The UN Conference on Trade and Development (UNCTAD) issued the 2016 Global Investment Trends Monitor report last Thursday (Oct 6), listing top prospective host countries for foreign direct investment (FDI) from 2016 to 2018. Indonesia is ranked the ninth most promising market, rising up from the 14th position in 2014. Malaysia, who ranks 10th and Indonesia are the only two Southeast Asian countries listed in the report’s top 10, which is spear-headed by the USA, followed by China and India.
There is the expectation among a majority of multinational CEOs that the investment flow to Indonesia’s manufacturing and service sectors will grow, the study reports. Danareksa Sekuritas’ analyst Lucky Bayu Purnomo told The Jakarta Post recently, that developed countries like those in Europe have reached a saturation point. Therefore global investors increasingly look at opportunities in developing countries like Indonesia. According to Lucky and Rosan P. Roeslani, chairman at the Indonesian Chamber of Commerce and Industry (Kadin), the consumer goods and infrastructure are the most attractive sectors for future foreign direct investment.
Rosan pointed out that Indonesia’s middle-class population is growing rapidly, leaving the country’s consumer goods sector as the market most likely to benefit from the current situation. A recent survey by Boston Consulting Group (BCG) forecasts that the number of middle-class and affluent consumers - defined as possessing at least IDR 50 million (EUR 350) in household assets - is set to grow from 88 million in 2014 to 141 million people until 2020. Sancoyo Antarikso, corporate secretary at consumer goods manufacturer Unilever Indonesia agrees as the consumption level per capita of almost all categories his company is active in is still relatively low, leaving room for rapid growth in the future.

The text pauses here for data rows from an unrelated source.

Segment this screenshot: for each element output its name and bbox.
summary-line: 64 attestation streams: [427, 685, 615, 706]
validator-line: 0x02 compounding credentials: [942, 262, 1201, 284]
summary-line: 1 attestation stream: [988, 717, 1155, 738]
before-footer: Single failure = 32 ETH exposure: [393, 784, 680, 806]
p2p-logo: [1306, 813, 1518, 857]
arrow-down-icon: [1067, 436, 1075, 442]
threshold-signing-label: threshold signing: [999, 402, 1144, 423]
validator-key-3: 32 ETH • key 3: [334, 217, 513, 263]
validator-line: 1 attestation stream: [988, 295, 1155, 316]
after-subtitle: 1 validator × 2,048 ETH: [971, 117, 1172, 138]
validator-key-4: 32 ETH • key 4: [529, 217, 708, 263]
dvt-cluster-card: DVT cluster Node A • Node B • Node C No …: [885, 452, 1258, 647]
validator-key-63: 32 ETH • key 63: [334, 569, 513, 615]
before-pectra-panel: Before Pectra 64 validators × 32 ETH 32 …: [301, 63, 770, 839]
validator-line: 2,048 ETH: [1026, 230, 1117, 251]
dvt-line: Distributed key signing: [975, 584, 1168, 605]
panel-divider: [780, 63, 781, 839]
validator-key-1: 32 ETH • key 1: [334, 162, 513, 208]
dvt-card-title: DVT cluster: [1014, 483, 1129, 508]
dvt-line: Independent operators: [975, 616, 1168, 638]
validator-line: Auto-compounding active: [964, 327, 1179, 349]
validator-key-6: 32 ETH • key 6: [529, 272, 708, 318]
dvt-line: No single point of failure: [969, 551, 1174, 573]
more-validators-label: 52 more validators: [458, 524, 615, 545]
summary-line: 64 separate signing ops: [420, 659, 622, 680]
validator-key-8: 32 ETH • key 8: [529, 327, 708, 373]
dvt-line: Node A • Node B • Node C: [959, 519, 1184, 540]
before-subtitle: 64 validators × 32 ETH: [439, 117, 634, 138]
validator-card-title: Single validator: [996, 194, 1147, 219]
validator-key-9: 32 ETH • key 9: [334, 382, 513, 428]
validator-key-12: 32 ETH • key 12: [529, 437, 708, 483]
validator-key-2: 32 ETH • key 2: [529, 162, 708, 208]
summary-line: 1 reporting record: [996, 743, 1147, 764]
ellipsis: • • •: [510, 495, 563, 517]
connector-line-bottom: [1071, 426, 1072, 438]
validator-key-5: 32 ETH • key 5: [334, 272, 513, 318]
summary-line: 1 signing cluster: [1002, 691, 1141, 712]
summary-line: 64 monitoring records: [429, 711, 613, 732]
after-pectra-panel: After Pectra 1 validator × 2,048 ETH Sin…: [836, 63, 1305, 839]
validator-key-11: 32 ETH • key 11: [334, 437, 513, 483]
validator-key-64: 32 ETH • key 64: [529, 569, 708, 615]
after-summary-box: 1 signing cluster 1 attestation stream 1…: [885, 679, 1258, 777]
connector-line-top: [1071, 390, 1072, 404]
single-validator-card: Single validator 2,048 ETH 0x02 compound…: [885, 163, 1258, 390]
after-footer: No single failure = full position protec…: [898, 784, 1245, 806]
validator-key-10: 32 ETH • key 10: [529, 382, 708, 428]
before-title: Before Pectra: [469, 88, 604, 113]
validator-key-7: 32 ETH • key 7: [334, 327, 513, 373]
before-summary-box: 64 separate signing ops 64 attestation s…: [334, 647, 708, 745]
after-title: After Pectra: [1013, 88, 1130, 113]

Both Lucky and Rosan agree also, that the infrastructure sector would also benefit from FDI inflows. It is reportedly one of the Indonesian government’s top priorities to improve the country’s inefficient logistics system as it is seriously hindering economic development. The country’s infrastructure projects will cost IDR 5.5 quadrillion (EUR 385 billion) in total by 2019, data from the National Development Planning Agency (Bappenas) show. Consequently, many companies expect to benefit from the government’s ambitious infrastructure plans. Companies such as publicly listed diversified conglomerate Astra International increasingly allocate capital to finance projects in infrastructure, logistics and property sectors. Astra for example, began to focus on non-automotive businesses due to a stagnant automotive market. At present Astra controls five toll road projects and builds two power plants in Jepara, Central Java, with a total investment of USD 3.5 billion (EUR 3.5 billion).
Daewoo Securitas Indonesia additionally reported in August that investors move their money away from the UK elsewhere including to emerging markets like Indonesia as they sought better returns there. Following the UK’s decision in June to leave the EU, global central banks decided to ease their monetary stance and reduce interest rates further.